John has a great recap of Danny Mena‘s presentation of the proposed update to the mezcal NORMA which would define three categories; plain old Mezcal, Artisanal Mezcal, and Ancestral Mezcal. He also has a nice table that differentiates each of them. It’s heady stuff and quite at odds with the way the rest of the world is heading. Rather than meaningless terms on food packages like “all natural” or “traditional” the mezcal world may actually get a set of labels with backbone. John wonders whether this will actually help:
I can see his point clearly. Like him I bet most people won’t care but for the people that do there’s a clear terminology. More important, for the general marketing of mezcal there’s a shared baseline. That means mezcalier programs, bartenders, labels, blogs like this one, and anyone else talking about mezcal won’t reinvent the wheel every time we’re talking about this world or, worse, talk about the same thing with different words.

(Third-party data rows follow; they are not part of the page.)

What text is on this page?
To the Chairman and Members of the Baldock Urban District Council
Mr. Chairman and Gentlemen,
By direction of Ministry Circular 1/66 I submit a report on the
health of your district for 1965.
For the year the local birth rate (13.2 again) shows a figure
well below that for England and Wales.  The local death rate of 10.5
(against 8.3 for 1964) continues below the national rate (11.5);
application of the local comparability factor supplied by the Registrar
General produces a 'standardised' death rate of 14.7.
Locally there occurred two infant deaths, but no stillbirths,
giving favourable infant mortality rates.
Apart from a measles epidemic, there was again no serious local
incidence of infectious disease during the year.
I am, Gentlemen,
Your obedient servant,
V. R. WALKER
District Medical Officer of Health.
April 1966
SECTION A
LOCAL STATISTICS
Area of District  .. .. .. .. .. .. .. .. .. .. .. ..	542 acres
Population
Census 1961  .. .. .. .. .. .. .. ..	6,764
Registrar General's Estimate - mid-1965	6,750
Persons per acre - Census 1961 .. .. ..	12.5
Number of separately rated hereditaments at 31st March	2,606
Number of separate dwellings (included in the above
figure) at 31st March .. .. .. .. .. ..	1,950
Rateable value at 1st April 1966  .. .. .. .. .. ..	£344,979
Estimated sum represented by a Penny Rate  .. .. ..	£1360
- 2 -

That linguistic standardization has worked wonders for the culinary world in Europe because it’s forced food sellers to be honest when describing what they’re selling. And, on the bleeding edge of things, it has also motivated some food producers to push back against definitions and create their own categories like Super Tuscan. We can only hope that the mezcal word gets to that point.
And, as John points out, that Ancestral label would seal a true Mexican tradition into law so that anyone who wants to hew closely to the classic way of doing things has protection from loosey goosey marketers and perhaps will push some makers to invest the time and energy to make mezcals in that manner. Kudos to Erick Rodriguez for getting this proposal this far.
Obviously I would have loved to have attend the presentation so I’m hoping that the CRM (read John’s piece if that’s not a familiar term, it soon will be!) releases their presentation in full soon so that everyone in the extended mezcal world gets a chance to experience and consider it fully. One of the craziest things is that the presentation proffered the idea that the NORMA could go into effect in early 2015. Given the way things in this industry go I bet that’s incredibly optimistic but I’ll put all my weight behind the effort because it’s incredible progress.
John says
Max, thanks for the mention. I like your points a lot on whether this will actually have an impact with consumers. I think you are more correct in assessing the potential than I was. The “shared baseline” is so true and something I had not considered.
As always great work! (P.S. I was in OAX this weekend – awesome as always!).
Best,
John (aka Mezcal PhD)
Max Garrone says
Always a pleasure! Can’t to hear about your trip.